Though he was not willing to take the ultimate step, Innocent was willing to act against the French in other ways. From 1689, James II had written to Rome seeking religious support for his war in Ireland, to support a Roman Catholic monarch over the Protestants who had usurped his throne. Innocent XI had ignored them, responding halfheartedly due to his financial support of William & Mary’s forces. Alexander VIII had also refused to commit on the issue, but Innocent XII had begun writing back and forth. Though he seems to have had no real intention to do so, Innocent XII promised to see what he could do about it. However, Innocent had insisted that, before supporting him, that James formally reject the doctrine of Gallicanism, though it was expressed more vaguely. Though it was inadvertent, James saw this as a direct attack on his authority in pretence, given his theoretical position as Supreme Governor of the Church of England. However, Innocent interpreted James’ intransigence on this question as support for Louis’ Gallican doctrines. Therefore, after being particularly angered by a letter sent by James asserting his own authority over the Church of England (which Innocent, it seems, interpreted as meaning the Catholic Church in England, rather than the Protestant Church) as well as his support of Louis in the war, Innocent XII, in June 1692, issued a Papal bull excommunicating James II. He, as he point by point rejected the Gallican doctrines, absolved Catholic subjects of their oaths to him, though he stopped short of recognizing William & Mary.

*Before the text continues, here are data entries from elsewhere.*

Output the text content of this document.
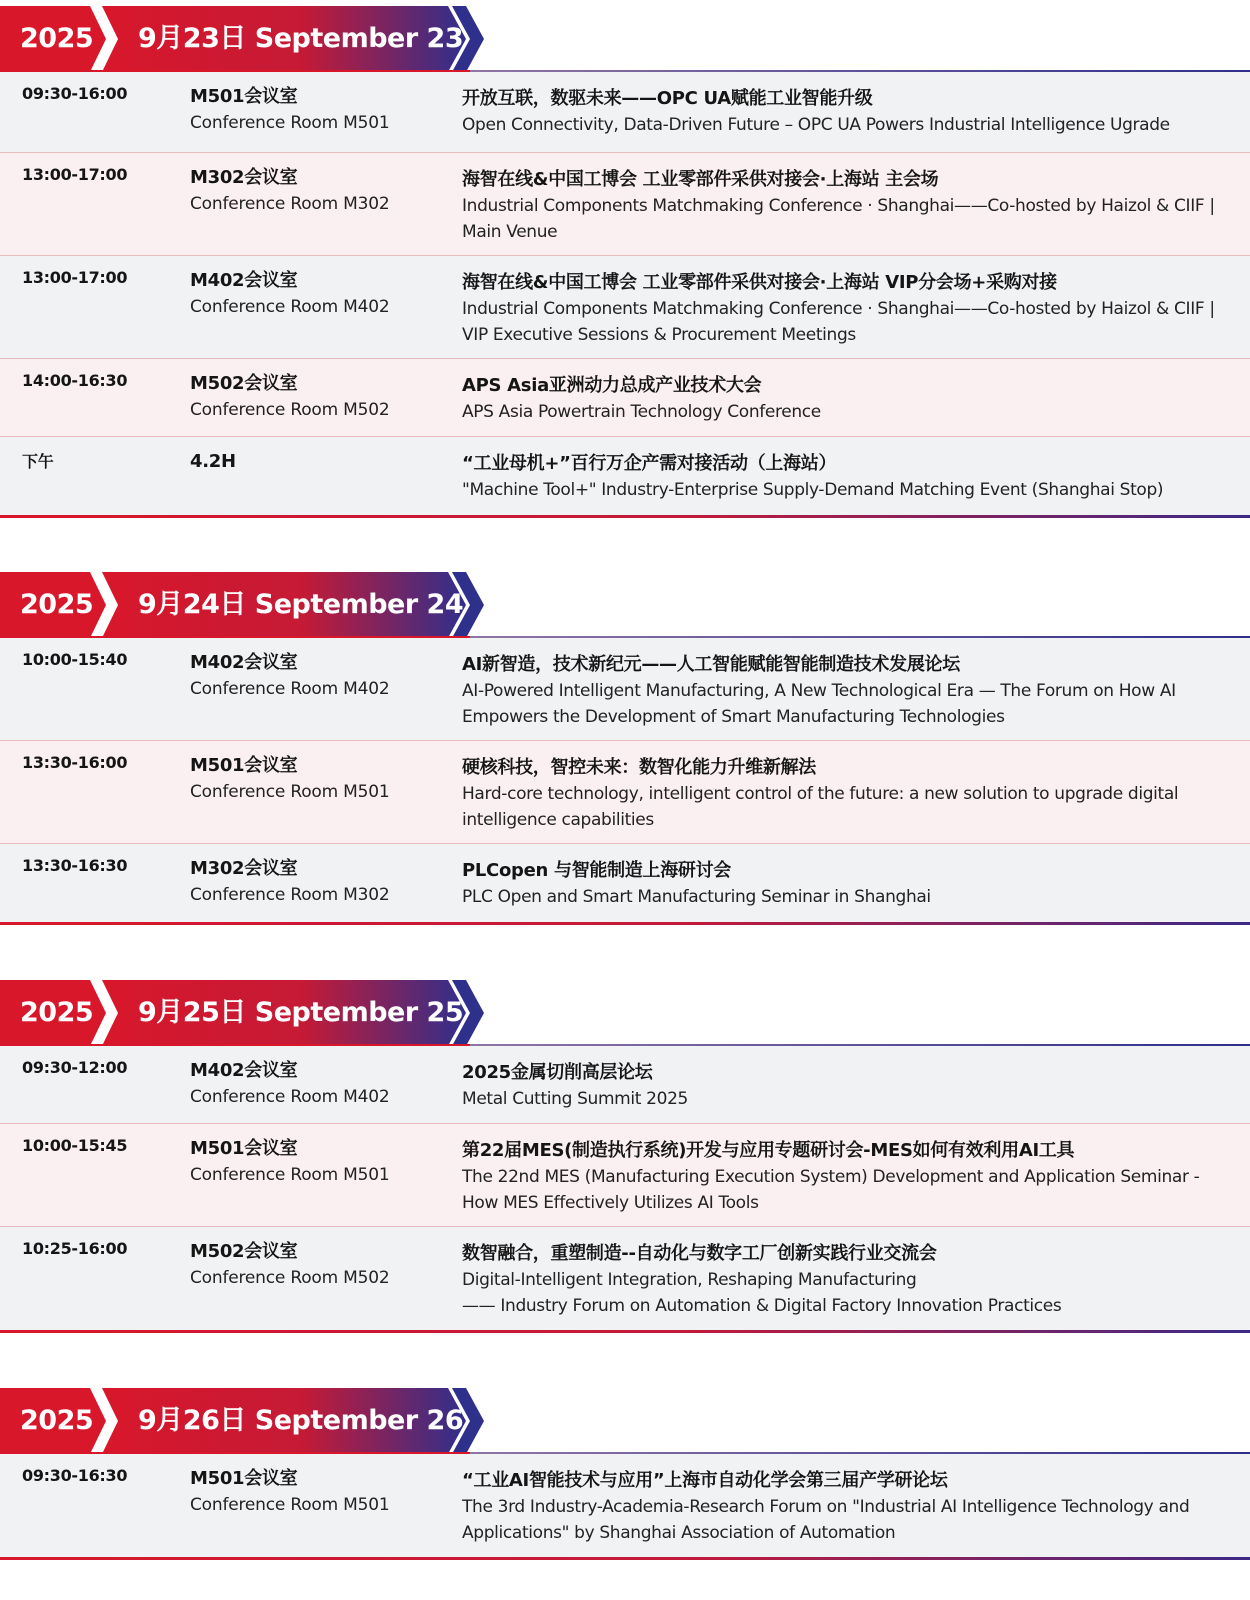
2025 9月23日 September 23
09:30-16:00	M501会议室
Conference Room M501
开放互联，数驱未来——OPC UA赋能工业智能升级
Open Connectivity, Data-Driven Future – OPC UA Powers Industrial Intelligence Ugrade
13:00-17:00	M302会议室
Conference Room M302
海智在线&中国工博会 工业零部件采供对接会·上海站 主会场
Industrial Components Matchmaking Conference · Shanghai——Co-hosted by Haizol & CIIF |
Main Venue
13:00-17:00	M402会议室
Conference Room M402
海智在线&中国工博会 工业零部件采供对接会·上海站 VIP分会场+采购对接
Industrial Components Matchmaking Conference · Shanghai——Co-hosted by Haizol & CIIF |
VIP Executive Sessions & Procurement Meetings
14:00-16:30	M502会议室
Conference Room M502
APS Asia亚洲动力总成产业技术大会
APS Asia Powertrain Technology Conference
下午	4.2H	“工业母机+”百行万企产需对接活动（上海站）
"Machine Tool+" Industry-Enterprise Supply-Demand Matching Event (Shanghai Stop)
2025 9月24日 September 24
10:00-15:40	M402会议室
Conference Room M402
AI新智造，技术新纪元——人工智能赋能智能制造技术发展论坛
AI-Powered Intelligent Manufacturing, A New Technological Era — The Forum on How AI
Empowers the Development of Smart Manufacturing Technologies
13:30-16:00	M501会议室
Conference Room M501
硬核科技，智控未来：数智化能力升维新解法
Hard-core technology, intelligent control of the future: a new solution to upgrade digital
intelligence capabilities
13:30-16:30	M302会议室
Conference Room M302
PLCopen 与智能制造上海研讨会
PLC Open and Smart Manufacturing Seminar in Shanghai
2025 9月25日 September 25
09:30-12:00	M402会议室
Conference Room M402
2025金属切削高层论坛
Metal Cutting Summit 2025
10:00-15:45	M501会议室
Conference Room M501
第22届MES(制造执行系统)开发与应用专题研讨会-MES如何有效利用AI工具
The 22nd MES (Manufacturing Execution System) Development and Application Seminar -
How MES Effectively Utilizes AI Tools
10:25-16:00	M502会议室
Conference Room M502
数智融合，重塑制造--自动化与数字工厂创新实践行业交流会
Digital-Intelligent Integration, Reshaping Manufacturing
—— Industry Forum on Automation & Digital Factory Innovation Practices
2025 9月26日 September 26
09:30-16:30	M501会议室
Conference Room M501
“工业AI智能技术与应用”上海市自动化学会第三届产学研论坛
The 3rd Industry-Academia-Research Forum on "Industrial AI Intelligence Technology and
Applications" by Shanghai Association of Automation
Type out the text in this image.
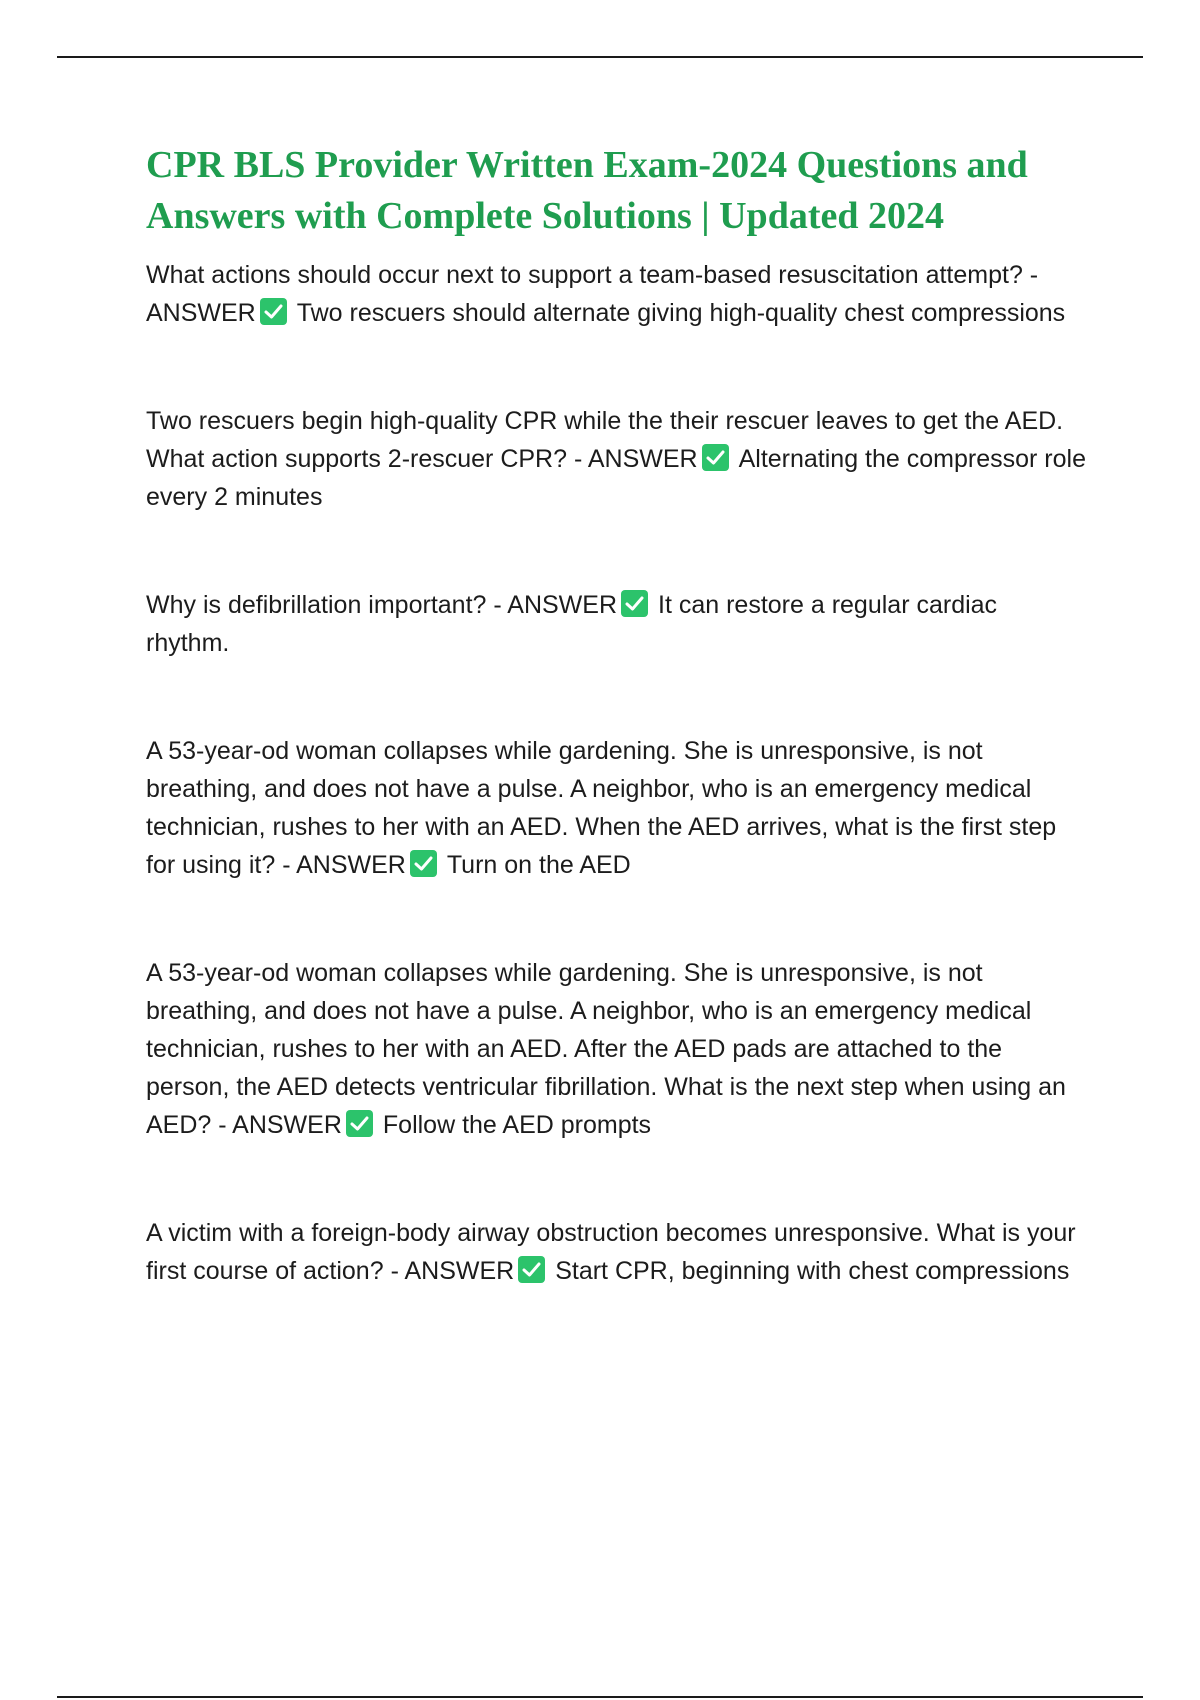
CPR BLS Provider Written Exam-2024 Questions and Answers with Complete Solutions | Updated 2024

What actions should occur next to support a team-based resuscitation attempt? - ANSWER Two rescuers should alternate giving high-quality chest compressions

Two rescuers begin high-quality CPR while the their rescuer leaves to get the AED. What action supports 2-rescuer CPR? - ANSWER Alternating the compressor role every 2 minutes

Why is defibrillation important? - ANSWER It can restore a regular cardiac rhythm.

A 53-year-od woman collapses while gardening. She is unresponsive, is not breathing, and does not have a pulse. A neighbor, who is an emergency medical technician, rushes to her with an AED. When the AED arrives, what is the first step for using it? - ANSWER Turn on the AED

A 53-year-od woman collapses while gardening. She is unresponsive, is not breathing, and does not have a pulse. A neighbor, who is an emergency medical technician, rushes to her with an AED. After the AED pads are attached to the person, the AED detects ventricular fibrillation. What is the next step when using an AED? - ANSWER Follow the AED prompts

A victim with a foreign-body airway obstruction becomes unresponsive. What is your first course of action? - ANSWER Start CPR, beginning with chest compressions
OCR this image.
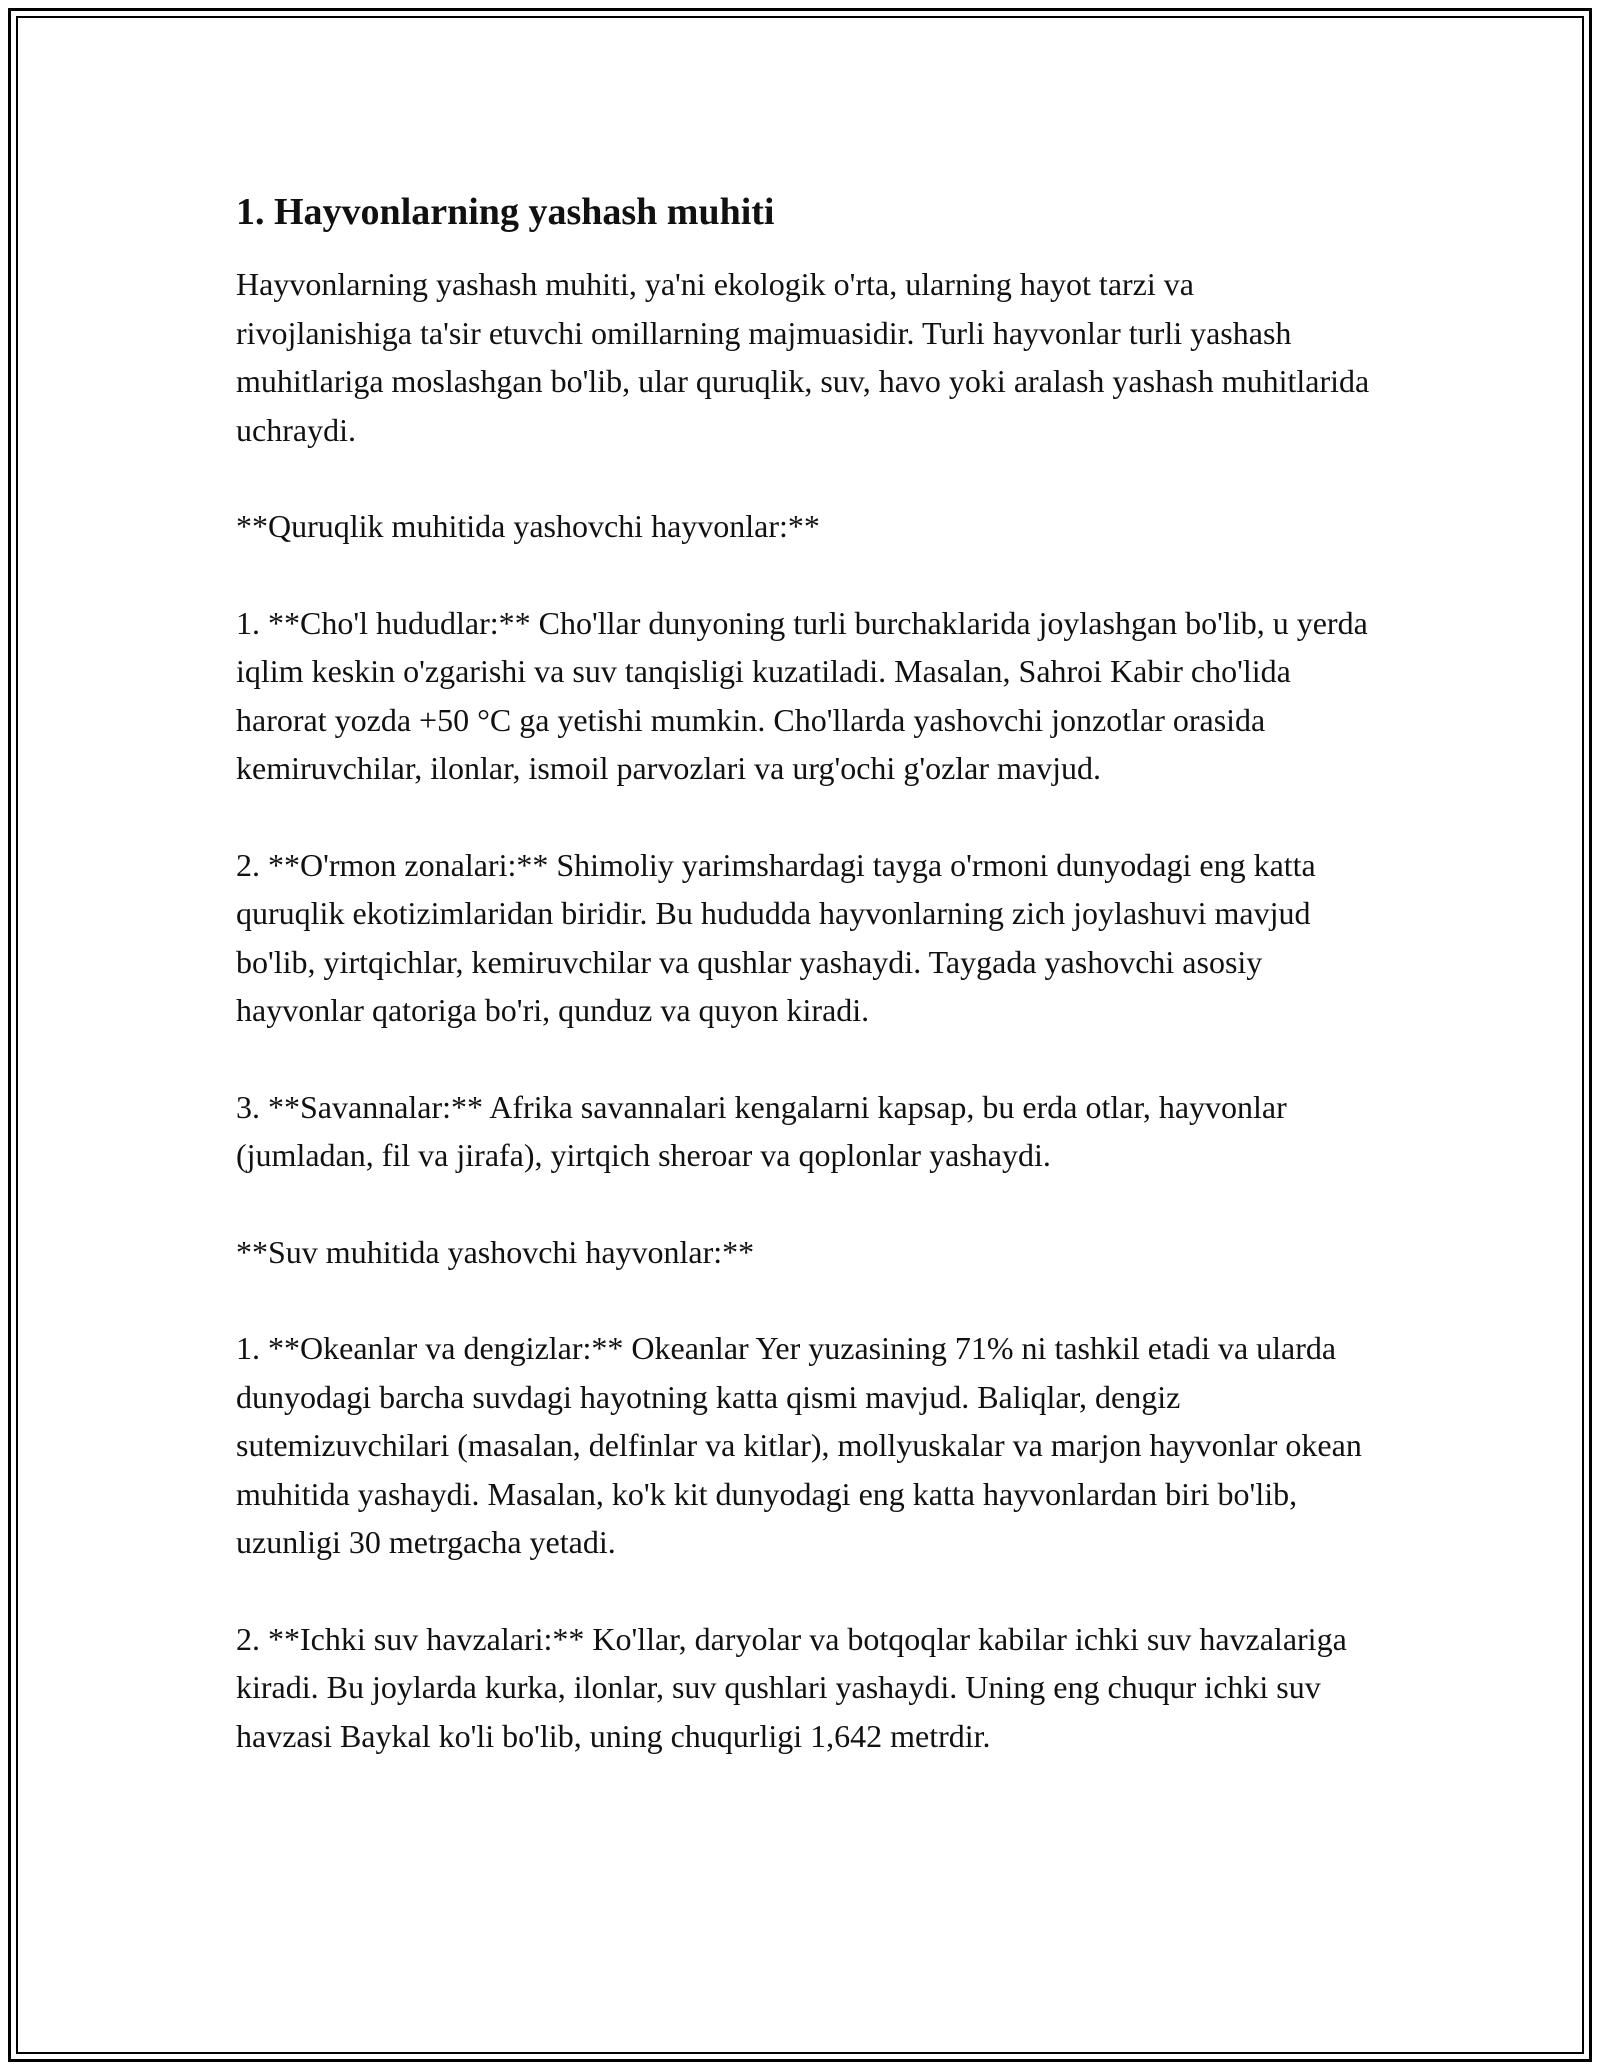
1. Hayvonlarning yashash muhiti

Hayvonlarning yashash muhiti, ya'ni ekologik o'rta, ularning hayot tarzi va rivojlanishiga ta'sir etuvchi omillarning majmuasidir. Turli hayvonlar turli yashash muhitlariga moslashgan bo'lib, ular quruqlik, suv, havo yoki aralash yashash muhitlarida uchraydi.

**Quruqlik muhitida yashovchi hayvonlar:**

1. **Cho'l hududlar:** Cho'llar dunyoning turli burchaklarida joylashgan bo'lib, u yerda iqlim keskin o'zgarishi va suv tanqisligi kuzatiladi. Masalan, Sahroi Kabir cho'lida harorat yozda +50 °C ga yetishi mumkin. Cho'llarda yashovchi jonzotlar orasida kemiruvchilar, ilonlar, ismoil parvozlari va urg'ochi g'ozlar mavjud.

2. **O'rmon zonalari:** Shimoliy yarimshardagi tayga o'rmoni dunyodagi eng katta quruqlik ekotizimlaridan biridir. Bu hududda hayvonlarning zich joylashuvi mavjud bo'lib, yirtqichlar, kemiruvchilar va qushlar yashaydi. Taygada yashovchi asosiy hayvonlar qatoriga bo'ri, qunduz va quyon kiradi.

3. **Savannalar:** Afrika savannalari kengalarni kapsap, bu erda otlar, hayvonlar (jumladan, fil va jirafa), yirtqich sheroar va qoplonlar yashaydi.

**Suv muhitida yashovchi hayvonlar:**

1. **Okeanlar va dengizlar:** Okeanlar Yer yuzasining 71% ni tashkil etadi va ularda dunyodagi barcha suvdagi hayotning katta qismi mavjud. Baliqlar, dengiz sutemizuvchilari (masalan, delfinlar va kitlar), mollyuskalar va marjon hayvonlar okean muhitida yashaydi. Masalan, ko'k kit dunyodagi eng katta hayvonlardan biri bo'lib, uzunligi 30 metrgacha yetadi.

2. **Ichki suv havzalari:** Ko'llar, daryolar va botqoqlar kabilar ichki suv havzalariga kiradi. Bu joylarda kurka, ilonlar, suv qushlari yashaydi. Uning eng chuqur ichki suv havzasi Baykal ko'li bo'lib, uning chuqurligi 1,642 metrdir.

Louis saw it, correctly, as a direct attack against him and his Gallican doctrine, though he stood steadfastly against the Pope’s issue, continuing to recognize James II as King. More importantly, however, was its effect on Jacobitism. In the aftermath of the bull’s issue, Jacobites drastically lost influence in both Scotland and Ireland. Though Protestant Jacobitism in Scotland continued unabated, and some small groups continued in Ireland, Catholics in both countries generally settled down. In Ireland, especially, the uncertainty of their position - with the Pope himself apparently supporting the new monarchs - led all but the most intransigent Irish to lay down arms. Though they certainly did not become Orangists, Ireland would now remain quiet for the remainder of the war.